Planning and pre-production for Penny Blood began in 2021. The game is being co-developed by Studio Wildrose, the newly-founded Yukikaze, and third-party developer Shade. Machida acted as director, lead designer and scenario writer. Kato returned as art director and character designer, with Nobutaka Hanya joining as monster designer and Masato Watanabe as a concept artist. Shadow Hearts composer Yoshitaka Hirota returned as lead composer, with Akira Kaida also contributing music. Guest composers Nobuo Uematsu and Kenji Ito were also announced to be a part of the project, creating music for American and Japanese locations respectively. The setting was chosen due to Machida's fascination with the period, which many countries surviving to the present day with changed attitudes and relationships. When creating the Fusion concept for Penny Blood, Machida used the theme of "holy" figures in tales as opposed to the demonic inspiration of Shadow Hearts. Kato's character designs reflected the darker tone with a desaturated color palette and designs drawing from American comic books, with "Obscurity" being the key word for the overall visual designer.

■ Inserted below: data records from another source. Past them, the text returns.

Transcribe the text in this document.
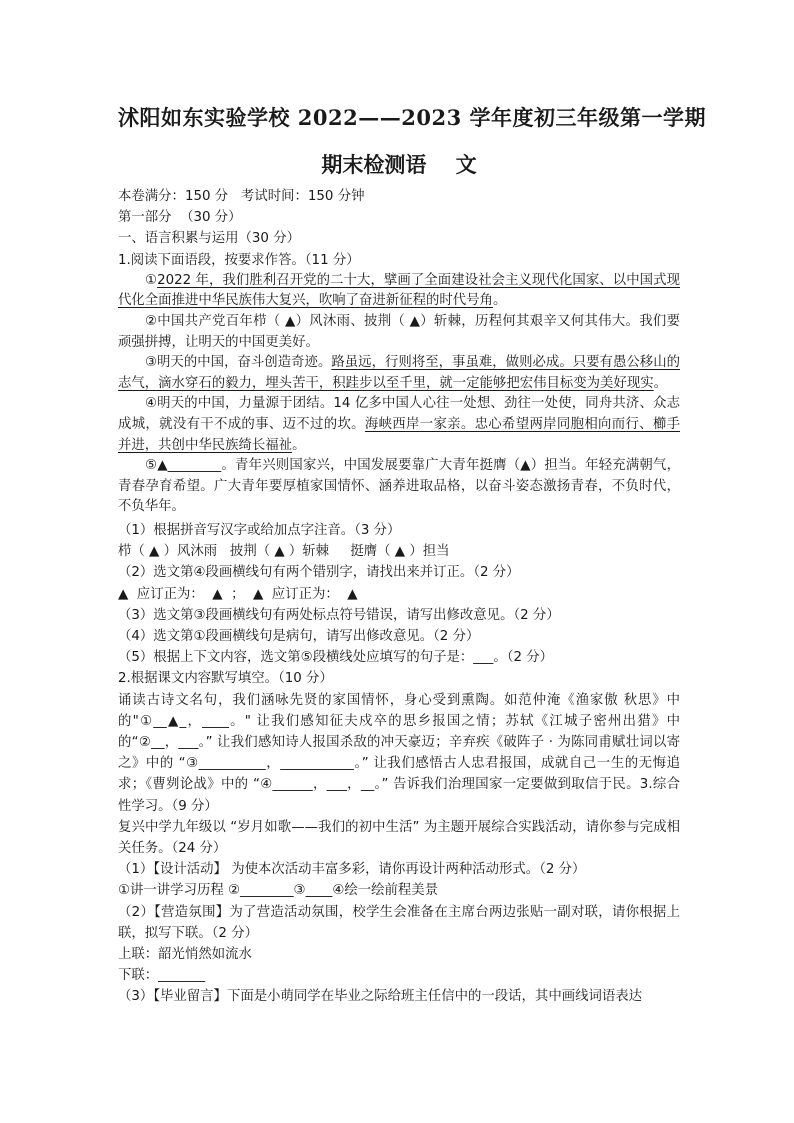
沭阳如东实验学校 2022——2023 学年度初三年级第一学期
期末检测语    文

本卷满分：150 分   考试时间：150 分钟

第一部分  （30 分）

一、语言积累与运用（30 分）

1.阅读下面语段，按要求作答。（11 分）

①2022 年，我们胜利召开党的二十大，擘画了全面建设社会主义现代化国家、以中国式现代化全面推进中华民族伟大复兴，吹响了奋进新征程的时代号角。

②中国共产党百年栉（ ▲）风沐雨、披荆（ ▲）斩棘，历程何其艰辛又何其伟大。我们要顽强拼搏，让明天的中国更美好。

③明天的中国，奋斗创造奇迹。路虽远，行则将至，事虽难，做则必成。只要有愚公移山的志气，滴水穿石的毅力，埋头苦干，积跬步以至千里，就一定能够把宏伟目标变为美好现实。

④明天的中国，力量源于团结。14 亿多中国人心往一处想、劲往一处使，同舟共济、众志成城，就没有干不成的事、迈不过的坎。海峡西岸一家亲。忠心希望两岸同胞相向而行、櫛手并进，共创中华民族绮长福祉。

⑤▲________。青年兴则国家兴，中国发展要靠广大青年挺膺（▲）担当。年轻充满朝气，青春孕育希望。广大青年要厚植家国情怀、涵养进取品格，以奋斗姿态激扬青春，不负时代，不负华年。

（1）根据拼音写汉字或给加点字注音。（3 分）

栉（ ▲ ）风沐雨   披荆（ ▲ ）斩棘     挺膺（ ▲ ）担当

（2）选文第④段画横线句有两个错别字，请找出来并订正。（2 分）

▲  应订正为：  ▲  ；  ▲  应订正为：  ▲

（3）选文第③段画横线句有两处标点符号错误，请写出修改意见。（2 分）

（4）选文第①段画横线句是病句，请写出修改意见。（2 分）

（5）根据上下文内容，选文第⑤段横线处应填写的句子是：___。（2 分）

2.根据课文内容默写填空。（10 分）

诵读古诗文名句，我们涵咏先贤的家国情怀，身心受到熏陶。如范仲淹《渔家傲 秋思》中的"①__▲_，____。" 让我们感知征夫戍卒的思乡报国之情；苏轼《江城子密州出猎》中的“②__，___。” 让我们感知诗人报国杀敌的冲天豪迈；辛弃疾《破阵子 · 为陈同甫赋壮词以寄之》中的 “③__________，___________。” 让我们感悟古人忠君报国，成就自己一生的无悔追求；《曹刿论战》中的 “④______，___，__。” 告诉我们治理国家一定要做到取信于民。3.综合性学习。（9 分）

复兴中学九年级以 “岁月如歌——我们的初中生活” 为主题开展综合实践活动，请你参与完成相关任务。（24 分）

（1）【设计活动】 为使本次活动丰富多彩，请你再设计两种活动形式。（2 分）

①讲一讲学习历程 ②________③____④绘一绘前程美景

（2）【营造氛围】为了营造活动氛围，校学生会准备在主席台两边张贴一副对联，请你根据上联，拟写下联。（2 分）

上联：韶光悄然如流水

下联：_______

（3）【毕业留言】下面是小萌同学在毕业之际给班主任信中的一段话，其中画线词语表达
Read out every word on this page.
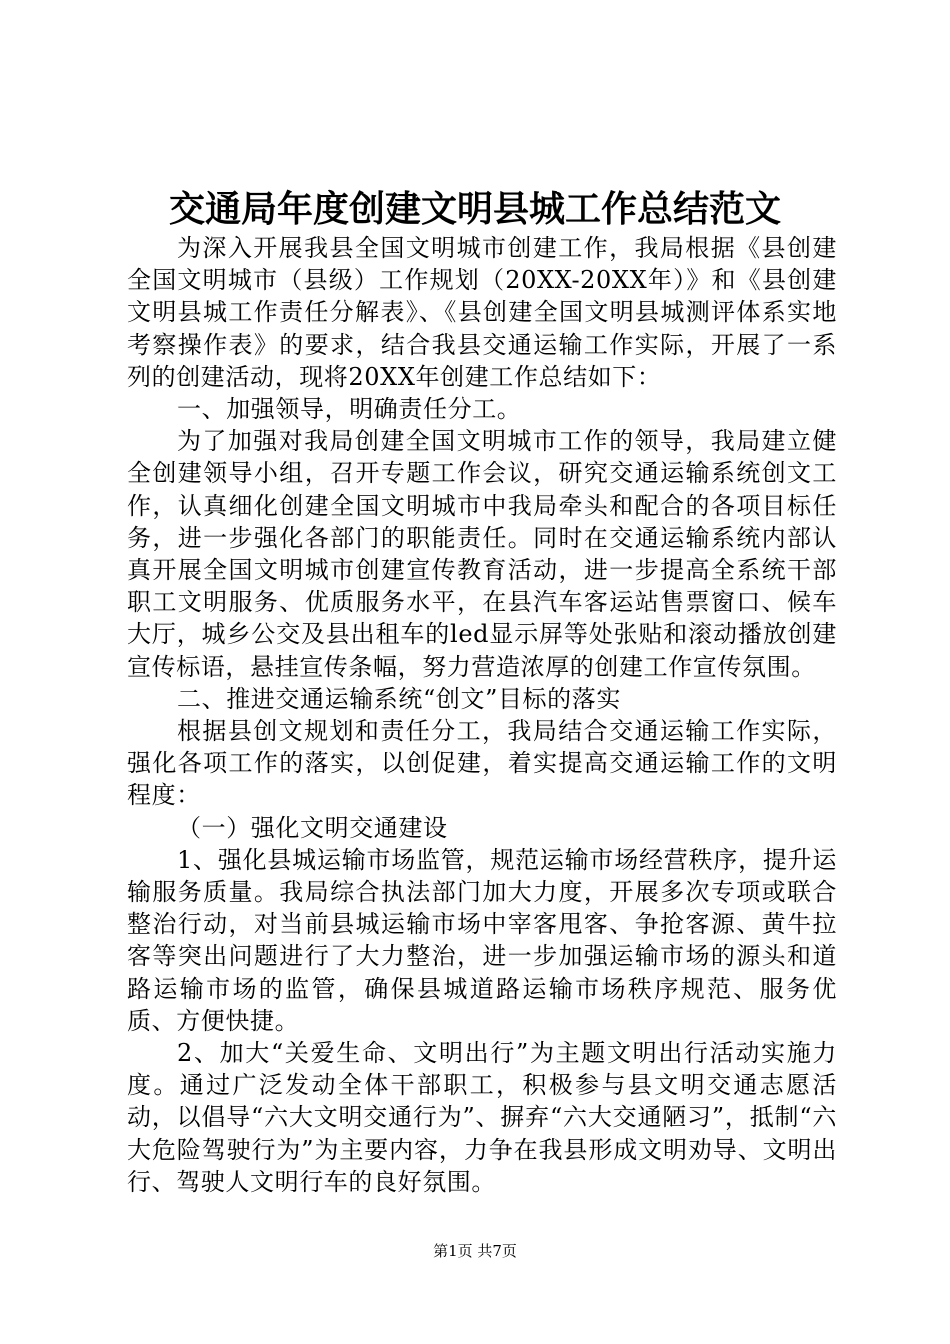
交通局年度创建文明县城工作总结范文

为深入开展我县全国文明城市创建工作，我局根据《县创建全国文明城市（县级）工作规划（20XX-20XX年）》和《县创建文明县城工作责任分解表》、《县创建全国文明县城测评体系实地考察操作表》的要求，结合我县交通运输工作实际，开展了一系列的创建活动，现将20XX年创建工作总结如下：

一、加强领导，明确责任分工。

为了加强对我局创建全国文明城市工作的领导，我局建立健全创建领导小组，召开专题工作会议，研究交通运输系统创文工作，认真细化创建全国文明城市中我局牵头和配合的各项目标任务，进一步强化各部门的职能责任。同时在交通运输系统内部认真开展全国文明城市创建宣传教育活动，进一步提高全系统干部职工文明服务、优质服务水平，在县汽车客运站售票窗口、候车大厅，城乡公交及县出租车的led显示屏等处张贴和滚动播放创建宣传标语，悬挂宣传条幅，努力营造浓厚的创建工作宣传氛围。

二、推进交通运输系统“创文”目标的落实

根据县创文规划和责任分工，我局结合交通运输工作实际，强化各项工作的落实，以创促建，着实提高交通运输工作的文明程度：

（一）强化文明交通建设

1、强化县城运输市场监管，规范运输市场经营秩序，提升运输服务质量。我局综合执法部门加大力度，开展多次专项或联合整治行动，对当前县城运输市场中宰客甩客、争抢客源、黄牛拉客等突出问题进行了大力整治，进一步加强运输市场的源头和道路运输市场的监管，确保县城道路运输市场秩序规范、服务优质、方便快捷。

2、加大“关爱生命、文明出行”为主题文明出行活动实施力度。通过广泛发动全体干部职工，积极参与县文明交通志愿活动，以倡导“六大文明交通行为”、摒弃“六大交通陋习”，抵制“六大危险驾驶行为”为主要内容，力争在我县形成文明劝导、文明出行、驾驶人文明行车的良好氛围。

第1页 共7页
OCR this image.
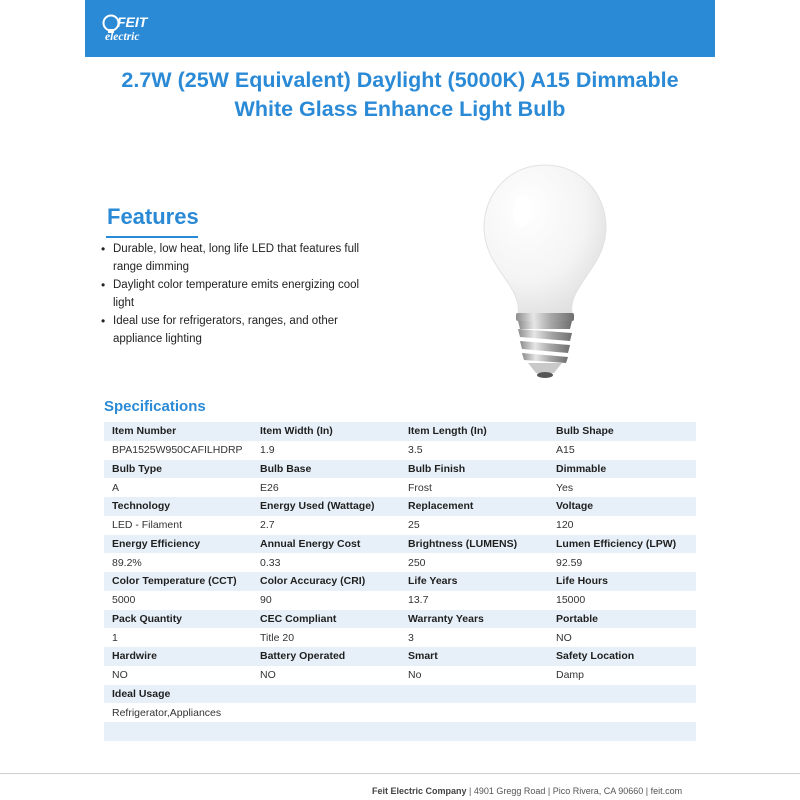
FEIT
electric
2.7W (25W Equivalent) Daylight (5000K) A15 Dimmable
White Glass Enhance Light Bulb
Features
• Durable, low heat, long life LED that features full
range dimming
• Daylight color temperature emits energizing cool
light
• Ideal use for refrigerators, ranges, and other
appliance lighting
Specifications
Item Number	Item Width (In)	Item Length (In)	Bulb Shape
BPA1525W950CAFILHDRP	1.9	3.5	A15
Bulb Type	Bulb Base	Bulb Finish	Dimmable
A	E26	Frost	Yes
Technology	Energy Used (Wattage)	Replacement	Voltage
LED - Filament	2.7	25	120
Energy Efficiency	Annual Energy Cost	Brightness (LUMENS)	Lumen Efficiency (LPW)
89.2%	0.33	250	92.59
Color Temperature (CCT)	Color Accuracy (CRI)	Life Years	Life Hours
5000	90	13.7	15000
Pack Quantity	CEC Compliant	Warranty Years	Portable
1	Title 20	3	NO
Hardwire	Battery Operated	Smart	Safety Location
NO	NO	No	Damp
Ideal Usage			
Refrigerator,Appliances			

Feit Electric Company | 4901 Gregg Road | Pico Rivera, CA 90660 | feit.com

Machida and Wild Arms creator Akifumi Kaneko met through a mutual friend during early planning for Penny Blood, learning that Kaneko wanted to create a Wild Arms spiritual successor titled Armed Fantasia. Inspired by the success of Eiyuden Chronicle: Hundred Heroes on Kickstarter in 2020, it was decided to both fund and gauge interest in the projects through crowdfunding. As there might be trouble funding each project individually, the two decided to team up for a "Double Kickstarter" which would fund both games. The Kickstarter campaign was announced on August 26,2022 going live two days later on August 29 with a combined budget of $750,000 to fund both projects initially for Windows; alongside the co-funding, the team also implemented separate funding tiers and stretch goals for the two games. The funding goal was reached in under 20 hours, and the stretch goal for console versions for PlayStation 5 and Xbox Series X/S was funded the following day. When the campaign closed on September 30, it had generated over $2.6 million in funding, clearing all its advertised stretch goals for both games. The stretch goals included a New Game+, additional quests and gameplay mechanics, minigames, crossover items with Armed Fantasia, and a sequel novel detailing post-game events. Machida planned for Penny Blood to release during 2025. A companion title, Penny Blood: Hellbound, was released in early access in March 2024. Hellbound is a roguelike action game that serves as a prequel to the main game.

In May 2024, Machida and Studio Wildrose filed a lawsuit against Ben Judd and Dangen Entertainment, who managed the double Kickstarter campaign, over breach of contract for failing to disburse production funds earned from the Kickstarter. Since then, the game has been unable to secure a publisher due to these issues.